I remember receiving a teaching many years ago proposing that 80% of what happens in life is a direct result of our choices, decisions and actions. The other 20% is governed by the uncontrollable and unpredictable forces of chaos. Wrapped up in the illusion of self-importance, I self-assuredly believed myself to be the captain of my own ship, sailing the seas of reality with confident ease. I believed no storm could knock me off my course, so I politely listened to my teacher but didn’t believe her words applied to my life. After all, I reasoned, I’m too clever and too aware to let chaos get the better of me.
Although I have had many minor skirmishes with chaos in my life, none of them were unmanageable. Recently, however, Chaos has come thundering into my life like a tidal wave crashing through my placid sea of complacency. I have been set adrift, alone in my ship with no rudder or sails. The violent currents now direct an unknown course, while howling winds scream in my ears and waves batter me into humble submission.
My mind races in circles, frantically searching for a logical explanation of why this uninvited, volatile whirlwind of chaos has taken over my life. As I retrace my steps I become entangled in a web of regrets for poor choices made. I beat myself up for not being aware of the potential consequences. My suppressed fear for losing control of my reality, escapes from its shadowy imprisonment. It rises above me, terrorizing me into a crumpled powerless heap. The unpredictable hands of chaos have swept me up, depositing me on a razors edge between sanity and insanity. My nerves are frayed as the stress deposits weighted knots of dread into the pit of my stomach. Sleep flirts with me, making brief visits during infrequent moments of silence. My emotions intensify, crashing against me with a thunderous force. They incessantly claw at a once steady shore, eroding away at my former confident control of reality. I feel powerless to once again captain my own ship and direct my life back to its previously normal, comfortable state.

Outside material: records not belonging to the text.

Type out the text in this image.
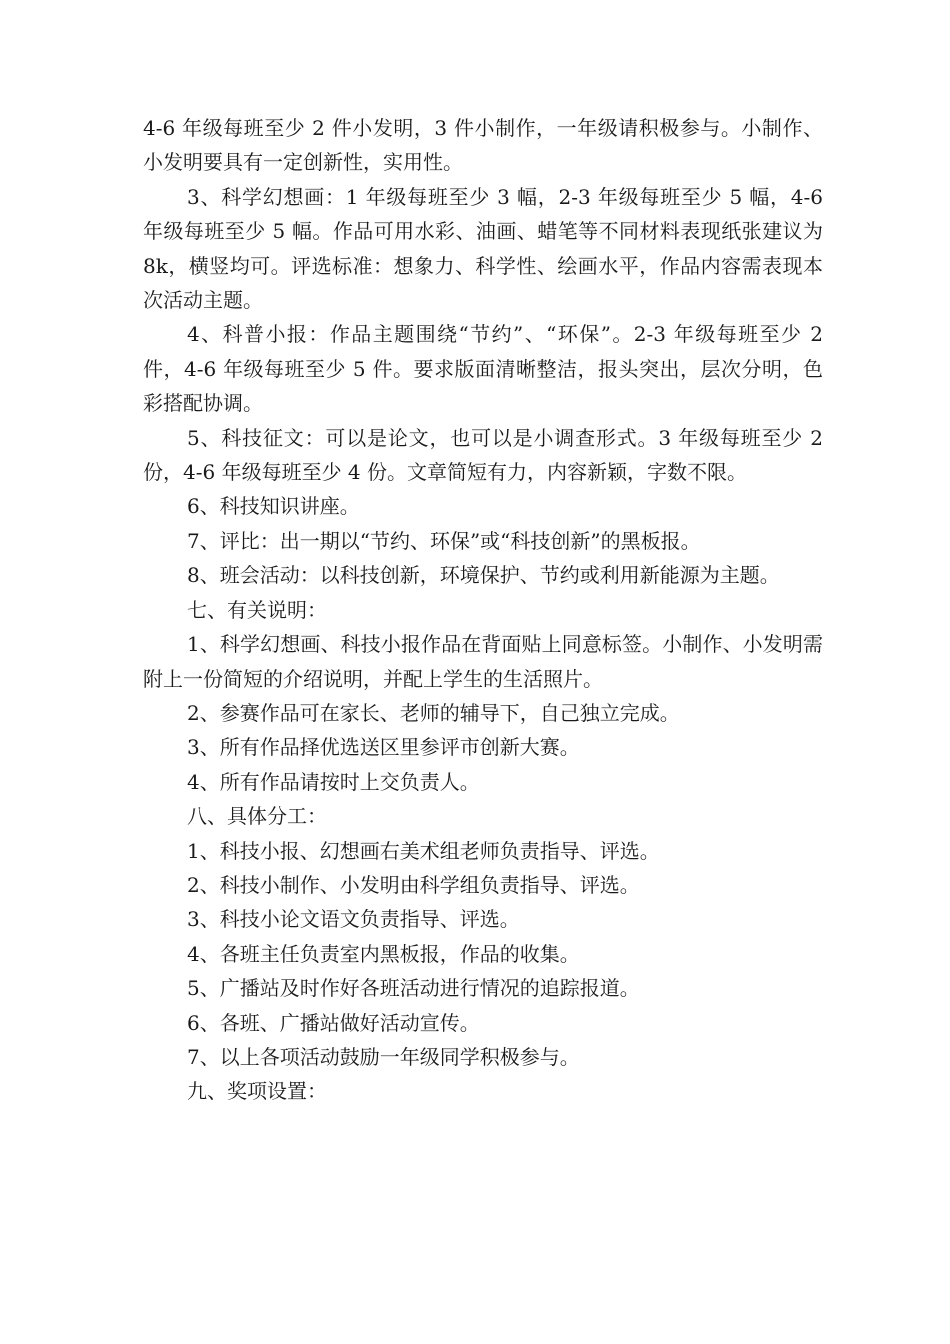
4-6 年级每班至少 2 件小发明，3 件小制作，一年级请积极参与。小制作、小发明要具有一定创新性，实用性。

3、科学幻想画：1 年级每班至少 3 幅，2-3 年级每班至少 5 幅，4-6 年级每班至少 5 幅。作品可用水彩、油画、蜡笔等不同材料表现纸张建议为 8k，横竖均可。评选标准：想象力、科学性、绘画水平，作品内容需表现本次活动主题。

4、科普小报：作品主题围绕“节约”、“环保”。2-3 年级每班至少 2 件，4-6 年级每班至少 5 件。要求版面清晰整洁，报头突出，层次分明，色彩搭配协调。

5、科技征文：可以是论文，也可以是小调查形式。3 年级每班至少 2 份，4-6 年级每班至少 4 份。文章简短有力，内容新颖，字数不限。

6、科技知识讲座。

7、评比：出一期以“节约、环保”或“科技创新”的黑板报。

8、班会活动：以科技创新，环境保护、节约或利用新能源为主题。

七、有关说明：

1、科学幻想画、科技小报作品在背面贴上同意标签。小制作、小发明需附上一份简短的介绍说明，并配上学生的生活照片。

2、参赛作品可在家长、老师的辅导下，自己独立完成。

3、所有作品择优选送区里参评市创新大赛。

4、所有作品请按时上交负责人。

八、具体分工：

1、科技小报、幻想画右美术组老师负责指导、评选。

2、科技小制作、小发明由科学组负责指导、评选。

3、科技小论文语文负责指导、评选。

4、各班主任负责室内黑板报，作品的收集。

5、广播站及时作好各班活动进行情况的追踪报道。

6、各班、广播站做好活动宣传。

7、以上各项活动鼓励一年级同学积极参与。

九、奖项设置：
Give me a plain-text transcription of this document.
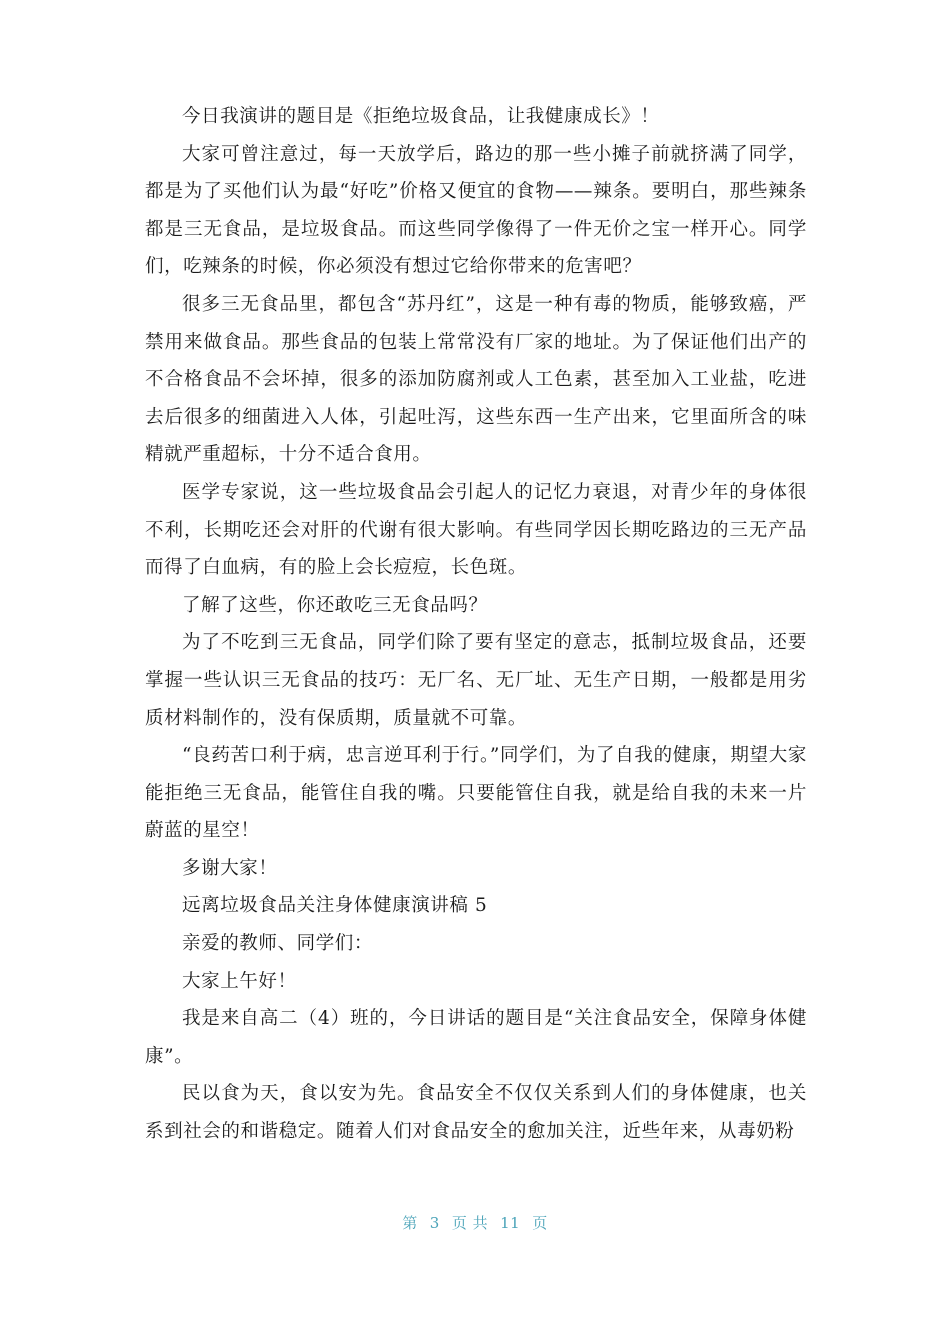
今日我演讲的题目是《拒绝垃圾食品，让我健康成长》！

大家可曾注意过，每一天放学后，路边的那一些小摊子前就挤满了同学，都是为了买他们认为最“好吃”价格又便宜的食物——辣条。要明白，那些辣条都是三无食品，是垃圾食品。而这些同学像得了一件无价之宝一样开心。同学们，吃辣条的时候，你必须没有想过它给你带来的危害吧？

很多三无食品里，都包含“苏丹红”，这是一种有毒的物质，能够致癌，严禁用来做食品。那些食品的包装上常常没有厂家的地址。为了保证他们出产的不合格食品不会坏掉，很多的添加防腐剂或人工色素，甚至加入工业盐，吃进去后很多的细菌进入人体，引起吐泻，这些东西一生产出来，它里面所含的味精就严重超标，十分不适合食用。

医学专家说，这一些垃圾食品会引起人的记忆力衰退，对青少年的身体很不利，长期吃还会对肝的代谢有很大影响。有些同学因长期吃路边的三无产品而得了白血病，有的脸上会长痘痘，长色斑。

了解了这些，你还敢吃三无食品吗？

为了不吃到三无食品，同学们除了要有坚定的意志，抵制垃圾食品，还要掌握一些认识三无食品的技巧：无厂名、无厂址、无生产日期，一般都是用劣质材料制作的，没有保质期，质量就不可靠。

“良药苦口利于病，忠言逆耳利于行。”同学们，为了自我的健康，期望大家能拒绝三无食品，能管住自我的嘴。只要能管住自我，就是给自我的未来一片蔚蓝的星空！

多谢大家！

远离垃圾食品关注身体健康演讲稿 5

亲爱的教师、同学们：

大家上午好！

我是来自高二（4）班的，今日讲话的题目是“关注食品安全，保障身体健康”。

民以食为天，食以安为先。食品安全不仅仅关系到人们的身体健康，也关系到社会的和谐稳定。随着人们对食品安全的愈加关注，近些年来，从毒奶粉

第 3 页 共 11 页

In a recent moment of clarity, I understood that even within the frenzied, hectic disorder of chaos, there is pattern. Chaos is nothing but energy moving from an infinite array of possibilities, eternally shifting from one pattern to reconfigure itself into a new one. Nothing ever stays the same. This is both a fundamental truth and a universal law. Energy cannot be fully harnessed, controlled or destroyed, nor can any form of resistance withstand its movement or direction. I prefer patterns which are recognizable and familiar to me over those that feel strange and foreign. I feel attached to the comfortable patterns I have both accepted and created in my life and I resist changing or letting them go. My immediate impulse is to fight against chaos whenever it threatens to shift or change my comfortable patterns. In truth the new pattern scares me because I don’t recognize or understand it. I have no idea of where it will take me or how it will change my life. Instead I get caught up in stress, worry, anxiety, exhaustion and fear.
The only effective action that can be taken with chaos energy is to accept that it is ever present and then choose to align with its flow, instead of resisting it. Therefore as I move wholeheartedly towards resolution with my current dysfunctional relationship with chaos, I must affiliate myself not through resignation but more from humble acceptance.
All possibilities already exist within chaos, including our desired goals, we just haven’t caught up to them yet. The goal is an unrecognised pattern; revolving, orbiting, shifting, moving and changing along with all the other possible patterns floating around in the chaotic soup. Our intent therefore, is to sift through all the various configurations of possibilities that are currently at play in our reality and focus our sights on the one that takes us toward our desired goal. There will be moments when we get distracted and once again find ourselves plagued with the stifling fear of the unknown. Frozen by the fear of making the wrong choice, we can easily become mired in indecision as the unpredictable hurricane of chaos swirls around us from all sides. The storm chaos brings, never really goes away. The best place to be is in its eye where we will be met with silent stillness. To get there we need to pause, take a few slow deep breaths and relax into the gentle rhythm of inhaling and exhaling. Then we can return our focus on our desired outcome and choose to take the most effective actions that will move us towards this reality.
These are the simple steps that continue to help me reclaim my power, returning me to the helm once again as the captain of my ship. As simple as this may appear, I don’t always have the discipline or awareness to get myself to pause and not go into stress, let alone breathe, relax, focus and choose a more appropriate action. It’s in these moments that I accept that I am not perfect, and I will make mistakes. The key is not to quit on myself, but rather to have patient understanding that I will bring my awareness back to the eye of the hurricane. Only then, can I take the necessary steps moving me closer to my goal as I continue learning to align and ride the waves of chaos.